The officials and workers also contribute; Cerasoli, for example, has been paying $100 per month into her fund, with the township contributing $200 per month, according to township Clerk Mary C. Warren. In past years, the township has used that same 2-to-1 ratio
when providing money to pension funds of the other recipients, township officials said.
Rooney opposes the fact the township pays retirement money for its five board members, but told the board Cerasoli and Gunnels “should have a pension.”
Rooney said the two employees “do a nice job, but (paying) 2-for-1, I think, is quite a bit more than what anybody really gets any more, especially now with everybody having the hard times,” Rooney said at the July 8 meeting.
“It’s generous for a township of this size, that’s for sure,” Panek replied.
In recent weeks, township auditors have required a change to the system to pay the recipients a percentage of their regular pay, according to township officials.

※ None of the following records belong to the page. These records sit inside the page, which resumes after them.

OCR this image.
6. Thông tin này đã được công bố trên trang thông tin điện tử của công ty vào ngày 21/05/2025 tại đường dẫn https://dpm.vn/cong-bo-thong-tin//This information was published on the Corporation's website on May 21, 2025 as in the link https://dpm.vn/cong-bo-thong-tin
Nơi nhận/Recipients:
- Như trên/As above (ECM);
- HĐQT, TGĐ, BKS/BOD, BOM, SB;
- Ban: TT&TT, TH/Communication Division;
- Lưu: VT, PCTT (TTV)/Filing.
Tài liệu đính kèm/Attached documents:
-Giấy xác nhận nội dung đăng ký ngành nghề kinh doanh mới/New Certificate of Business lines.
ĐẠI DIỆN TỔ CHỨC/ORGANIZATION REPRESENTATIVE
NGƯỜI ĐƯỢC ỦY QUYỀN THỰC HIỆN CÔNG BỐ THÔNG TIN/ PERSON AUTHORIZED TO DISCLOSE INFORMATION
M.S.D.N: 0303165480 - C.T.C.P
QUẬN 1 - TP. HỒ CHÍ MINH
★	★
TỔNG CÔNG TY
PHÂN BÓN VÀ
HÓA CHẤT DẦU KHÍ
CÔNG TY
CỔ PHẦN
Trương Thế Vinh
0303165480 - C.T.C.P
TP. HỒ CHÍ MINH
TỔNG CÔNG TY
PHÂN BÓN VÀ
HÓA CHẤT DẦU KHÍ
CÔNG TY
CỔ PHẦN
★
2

Panek said the township now pays 10 percent of each recipient’s gross pay, though Warren said the township pays 5 percent.
“That’s what the auditor said we had to start doing, and that’s what we’re doing, starting with the (June) payment,” Warren said.
During the fiscal year that began April 1, the amount of pension money set to be paid by the township to the seven recipients totaled $16,224 of the $76,317 collected as regular township taxes, Panek said.
Warren receives money to help administrate the plan, according to Panek.
“The only way you’re going to do away with that is to do away with the whole pension, and I don’t have a problem with that,” Warren said on July 8.
“Sounds like a winner,” replied Pat Jewell, a member of the township Board of Review.
Rooney asked Warren if she was ready to “get rid of” the pension plan. Warren said “Yeah, I don’t care.”
“What about you — do you want to get rid of it?” Rooney asked Panek.
“That’s what I’ve said all along, but it’s messy,” Panek replied. “It’s expensive. You just can’t say ‘Oh, I’m gonna walk away from this pension plan.’ That’s the messy part. The two workers that you’re talking about — we have to somehow fix that pension that they were guaranteed.”
Township documents state the Board of Trustees adopted the plan “with the expectation that it would be permanent.”
The township is making pension-fund payments to current employees Cerasoli and Gunnels, and current board members Panek, Warren, Treasurer Jody Hunt and Trustees William Jacobi and Wayne Schultz.
“There are other people who are still alive and are receiving money under this pension plan, too,” Panek said.
The plan’s purpose is to provide monthly pension payments to retired township officials or workers.